Research & Papers

Generating Synthetic Citation Networks with Communities

Researchers unveil a generator that uses 4 orders fewer parameters...

Deep Dive

A team of researchers from Poland has published a comprehensive study on generating synthetic citation networks, introducing a new algorithm called Citation Seeder (CS) that dramatically improves efficiency. The paper, available on arXiv, compares 12 methods for generating directed, nearly acyclic graphs with community structures across 7 real citation networks and 26 distinct metrics. The authors propose reversing edge directions in static generators to break cycles and mimic citation flow, which significantly boosts the performance of a degree-corrected Stochastic Block Model.

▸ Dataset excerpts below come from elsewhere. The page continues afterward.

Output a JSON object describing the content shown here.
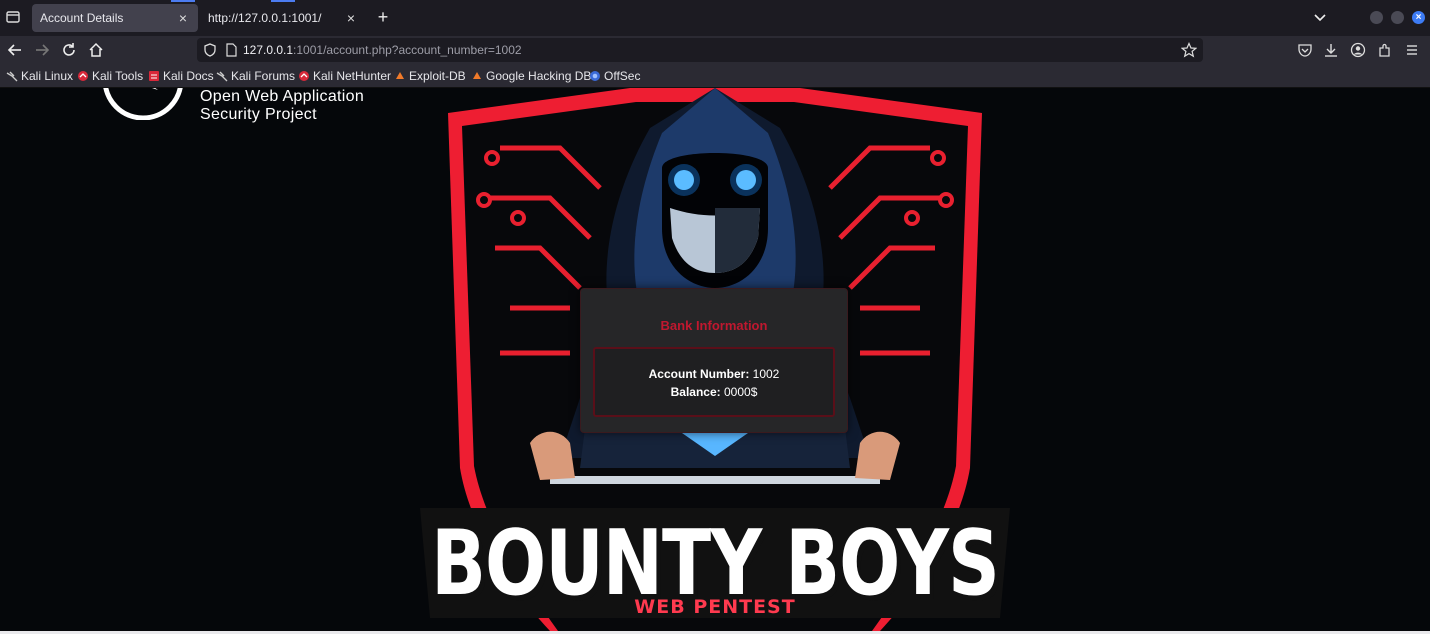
{
  "browser": {
    "tabs": [
      {
        "title": "Account Details",
        "active": true
      },
      {
        "title": "http://127.0.0.1:1001/",
        "active": false
      }
    ],
    "url": {
      "host": "127.0.0.1",
      "rest": ":1001/account.php?account_number=1002"
    },
    "bookmarks": [
      {
        "label": "Kali Linux",
        "icon": "kali-dragon-icon"
      },
      {
        "label": "Kali Tools",
        "icon": "kali-red-icon"
      },
      {
        "label": "Kali Docs",
        "icon": "kali-docs-icon"
      },
      {
        "label": "Kali Forums",
        "icon": "kali-dragon-icon"
      },
      {
        "label": "Kali NetHunter",
        "icon": "kali-red-icon"
      },
      {
        "label": "Exploit-DB",
        "icon": "exploit-db-icon"
      },
      {
        "label": "Google Hacking DB",
        "icon": "exploit-db-icon"
      },
      {
        "label": "OffSec",
        "icon": "offsec-icon"
      }
    ],
    "accent_color": "#3d7cf5"
  },
  "page": {
    "owasp": {
      "line1": "Open Web Application",
      "line2": "Security Project"
    },
    "hero": {
      "title": "BOUNTY BOYS",
      "subtitle": "WEB PENTEST",
      "accent_color": "#ff2a42"
    },
    "bank_card": {
      "heading": "Bank Information",
      "account_label": "Account Number:",
      "account_value": "1002",
      "balance_label": "Balance:",
      "balance_value": "0000$"
    }
  }
}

The key innovation is the CS algorithm, an iterative generator grounded in the Price-Pareto model. It achieves competitive results against top-performing baselines while using up to four orders of magnitude fewer parameters—meaning it's 10,000x more parameter-efficient. CS runs in linear O(N+E) time, making it scalable for large networks. The study also introduces a novel evaluation approach that distinguishes between endogenous and exogenous mesoscopic similarities, revealing that high-parameter models often overfit by memorizing planted community statistics rather than producing realistic networks.

Key Points
  • Citation Seeder (CS) uses up to 10,000x fewer parameters than competing models while matching their performance
  • CS runs in O(N+E) linear time, enabling generation of large-scale citation networks efficiently
  • Reversing edge directions in static generators significantly improves the degree-corrected Stochastic Block Model
  • The study evaluated 12 methods across 7 real networks and 26 metrics for community detection benchmarking

Why It Matters

Enables more realistic benchmarking of community detection algorithms with dramatically less computational overhead.